Brand logos and on-screen text
Text rendering in AI video is an industry-wide problem and Gen-4 has not solved it. Signs, product labels, logos, and any legible text in the frame will come out blurry, distorted, or simply wrong. Do not try to generate a shot where a brand name needs to be readable. Composite it in post.
Clip length ceiling
Maximum duration is 16 seconds per clip, the shortest ceiling among the major tools. Veo 3.1 goes to 60 seconds. Kling AI can do 2 minutes. For anything requiring sustained action or extended narrative, Gen-4 forces you to cut around the limit or stitch clips in post.
Where it fits in a 2026 production stack
We do not think of Gen-4 as a standalone pipeline. It is one tool in a deliberate stack.
Gen-4 is the right choice when character identity is the priority: establishing a digital actor across multiple scenes, creating consistent visual references for pitch decks, or generating hero shots where the subject needs to look exactly right. It is also the strongest option for cinematic camera work and complex scene compositions.
For high-volume shot generation where you need native 4K and cost efficiency per clip, Kling 3.0 performs better. For long-form sequences or scenes with sustained dialogue, a different tool or traditional production is still the answer.
The hybrid approach we see across professional productions in 2026: lock character identity and design the shot language in Gen-4, generate high-volume fill shots in Kling, finish audio and sound design separately. This is not a workaround. It is just rational tool selection.
HOW SEQNCE USES THIS
We run Gen-4 primarily at the pitch and pre-production stage.
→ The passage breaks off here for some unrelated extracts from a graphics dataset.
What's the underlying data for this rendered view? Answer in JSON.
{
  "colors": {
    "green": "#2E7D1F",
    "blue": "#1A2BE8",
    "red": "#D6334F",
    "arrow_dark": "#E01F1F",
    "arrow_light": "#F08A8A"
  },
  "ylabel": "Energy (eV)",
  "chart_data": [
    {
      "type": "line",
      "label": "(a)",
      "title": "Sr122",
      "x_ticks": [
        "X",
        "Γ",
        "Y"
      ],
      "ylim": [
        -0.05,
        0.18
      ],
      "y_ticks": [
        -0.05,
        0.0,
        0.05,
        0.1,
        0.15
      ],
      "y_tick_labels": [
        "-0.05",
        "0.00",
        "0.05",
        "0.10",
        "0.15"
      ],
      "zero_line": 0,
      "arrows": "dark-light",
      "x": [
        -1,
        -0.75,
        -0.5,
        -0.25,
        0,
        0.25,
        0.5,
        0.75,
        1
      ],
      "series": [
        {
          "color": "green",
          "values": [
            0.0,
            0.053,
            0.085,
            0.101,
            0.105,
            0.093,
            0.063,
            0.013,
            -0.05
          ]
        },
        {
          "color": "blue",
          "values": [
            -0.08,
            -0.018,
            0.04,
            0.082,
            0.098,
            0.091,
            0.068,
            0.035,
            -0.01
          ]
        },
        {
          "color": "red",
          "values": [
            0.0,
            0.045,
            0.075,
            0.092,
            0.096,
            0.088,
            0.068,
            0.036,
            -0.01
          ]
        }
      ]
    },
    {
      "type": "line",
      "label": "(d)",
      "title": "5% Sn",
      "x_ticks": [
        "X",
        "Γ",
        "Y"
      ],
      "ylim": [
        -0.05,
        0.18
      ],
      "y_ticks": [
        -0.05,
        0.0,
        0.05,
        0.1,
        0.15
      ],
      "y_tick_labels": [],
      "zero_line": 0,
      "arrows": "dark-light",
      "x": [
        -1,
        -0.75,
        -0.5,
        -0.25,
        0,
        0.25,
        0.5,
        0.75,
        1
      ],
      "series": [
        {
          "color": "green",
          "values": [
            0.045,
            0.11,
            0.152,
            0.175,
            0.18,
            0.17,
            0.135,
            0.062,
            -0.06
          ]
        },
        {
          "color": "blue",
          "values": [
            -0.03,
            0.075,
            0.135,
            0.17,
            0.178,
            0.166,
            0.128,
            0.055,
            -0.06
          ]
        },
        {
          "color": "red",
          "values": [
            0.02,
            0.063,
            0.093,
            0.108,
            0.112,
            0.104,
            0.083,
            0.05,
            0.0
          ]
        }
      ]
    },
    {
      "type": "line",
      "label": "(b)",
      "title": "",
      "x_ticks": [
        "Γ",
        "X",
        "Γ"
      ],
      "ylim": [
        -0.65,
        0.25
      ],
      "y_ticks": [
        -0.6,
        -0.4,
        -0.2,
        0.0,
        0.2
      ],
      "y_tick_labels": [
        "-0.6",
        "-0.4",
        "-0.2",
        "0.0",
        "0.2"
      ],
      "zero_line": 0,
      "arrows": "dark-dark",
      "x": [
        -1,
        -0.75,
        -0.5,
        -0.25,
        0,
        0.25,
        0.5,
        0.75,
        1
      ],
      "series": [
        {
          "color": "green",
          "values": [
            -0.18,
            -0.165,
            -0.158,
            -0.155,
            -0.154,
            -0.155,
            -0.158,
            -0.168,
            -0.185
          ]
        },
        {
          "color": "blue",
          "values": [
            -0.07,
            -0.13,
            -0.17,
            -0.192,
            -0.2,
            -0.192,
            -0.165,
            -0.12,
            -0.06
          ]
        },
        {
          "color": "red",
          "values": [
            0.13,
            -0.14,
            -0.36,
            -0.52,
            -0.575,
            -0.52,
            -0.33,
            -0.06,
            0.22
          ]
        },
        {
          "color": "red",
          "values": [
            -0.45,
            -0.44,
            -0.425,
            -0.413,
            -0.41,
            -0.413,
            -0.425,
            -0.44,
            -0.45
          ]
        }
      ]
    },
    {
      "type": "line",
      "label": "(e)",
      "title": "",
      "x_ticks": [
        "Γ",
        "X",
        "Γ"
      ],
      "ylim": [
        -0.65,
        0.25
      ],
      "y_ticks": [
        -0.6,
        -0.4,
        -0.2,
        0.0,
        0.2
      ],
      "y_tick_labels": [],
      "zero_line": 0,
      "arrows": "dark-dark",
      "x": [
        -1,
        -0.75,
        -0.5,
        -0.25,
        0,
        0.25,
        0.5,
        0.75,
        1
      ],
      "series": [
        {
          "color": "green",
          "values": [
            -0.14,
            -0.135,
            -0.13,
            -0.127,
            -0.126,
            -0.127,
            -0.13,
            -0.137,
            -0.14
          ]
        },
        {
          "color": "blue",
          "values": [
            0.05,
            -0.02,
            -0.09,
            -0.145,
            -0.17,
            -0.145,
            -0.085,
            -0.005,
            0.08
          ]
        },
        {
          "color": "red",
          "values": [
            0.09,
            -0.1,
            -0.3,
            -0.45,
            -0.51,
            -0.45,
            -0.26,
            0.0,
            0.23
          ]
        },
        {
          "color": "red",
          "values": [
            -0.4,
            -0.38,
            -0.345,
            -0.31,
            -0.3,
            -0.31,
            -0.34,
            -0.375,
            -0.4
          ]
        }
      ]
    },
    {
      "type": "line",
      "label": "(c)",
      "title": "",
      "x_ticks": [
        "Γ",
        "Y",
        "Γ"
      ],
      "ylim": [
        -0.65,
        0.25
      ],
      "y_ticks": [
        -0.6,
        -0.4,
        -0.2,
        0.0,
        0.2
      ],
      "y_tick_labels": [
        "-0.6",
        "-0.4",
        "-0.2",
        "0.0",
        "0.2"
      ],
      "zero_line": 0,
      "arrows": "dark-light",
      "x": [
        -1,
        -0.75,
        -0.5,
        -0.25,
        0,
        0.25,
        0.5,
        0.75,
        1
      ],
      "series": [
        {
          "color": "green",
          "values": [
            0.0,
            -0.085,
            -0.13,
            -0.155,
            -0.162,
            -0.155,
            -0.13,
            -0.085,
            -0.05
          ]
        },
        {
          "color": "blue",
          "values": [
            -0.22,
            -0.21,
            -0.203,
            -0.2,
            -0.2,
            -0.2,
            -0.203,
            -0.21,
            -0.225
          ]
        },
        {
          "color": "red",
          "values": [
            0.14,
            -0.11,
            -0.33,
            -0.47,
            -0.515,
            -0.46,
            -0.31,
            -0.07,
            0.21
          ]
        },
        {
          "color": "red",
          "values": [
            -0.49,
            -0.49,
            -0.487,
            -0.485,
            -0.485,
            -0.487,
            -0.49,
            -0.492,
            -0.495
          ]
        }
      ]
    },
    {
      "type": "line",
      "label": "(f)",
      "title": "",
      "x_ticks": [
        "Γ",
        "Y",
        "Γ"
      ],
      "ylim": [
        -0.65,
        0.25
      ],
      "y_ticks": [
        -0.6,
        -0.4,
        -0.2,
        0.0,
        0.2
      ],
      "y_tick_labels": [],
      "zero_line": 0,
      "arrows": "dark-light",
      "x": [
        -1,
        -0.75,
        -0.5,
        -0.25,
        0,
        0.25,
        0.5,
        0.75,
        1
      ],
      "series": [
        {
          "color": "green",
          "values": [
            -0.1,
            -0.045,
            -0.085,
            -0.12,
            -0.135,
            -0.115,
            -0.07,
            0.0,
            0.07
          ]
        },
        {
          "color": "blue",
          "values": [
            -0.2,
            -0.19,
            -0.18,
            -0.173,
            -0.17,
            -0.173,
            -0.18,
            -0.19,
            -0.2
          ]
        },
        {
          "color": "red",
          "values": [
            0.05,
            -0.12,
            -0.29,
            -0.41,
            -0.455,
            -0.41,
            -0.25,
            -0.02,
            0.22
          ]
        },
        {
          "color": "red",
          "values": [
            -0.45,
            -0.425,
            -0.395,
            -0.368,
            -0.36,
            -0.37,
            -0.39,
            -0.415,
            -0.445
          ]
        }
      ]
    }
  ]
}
When a client needs to visualize a campaign before we go to camera, Gen-4 lets us generate character-consistent frames across multiple scene concepts in a single session. Clients see a coherent visual world, not a collection of unrelated AI images.
We also use it for background plates and atmosphere shots where a real location shoot would be disproportionate to the budget. A character walking through a specific urban environment, a product in a specific lighting condition, a mood board that moves. These are places where Gen-4 earns its keep without pretending to replace a cinematographer on the actual production day.
The Act-Two performance mapping feature has been useful for transferring gestures from live reference video onto AI-generated characters. It is not perfect but it is the only mainstream tool offering this, and for certain stylized formats it works well enough to save time in post.
What we do not use it for: final deliverables that require readable brand assets, scenes with three or more characters, or anything requiring more than 16 seconds of continuous footage. Those go to other tools or to traditional production.
Quick Takeaways
- Character consistency is the strongest argument for Gen-4. Single-image identity lock across scenes is genuinely useful for commercial work.
- 4K, dialogue, and brand logos are the three areas where the tool breaks down. Know these limits before you pitch a job around Gen-4.
- Best used in combination: Gen-4 for identity and cinematic language, other tools for volume, native 4K, and extended duration.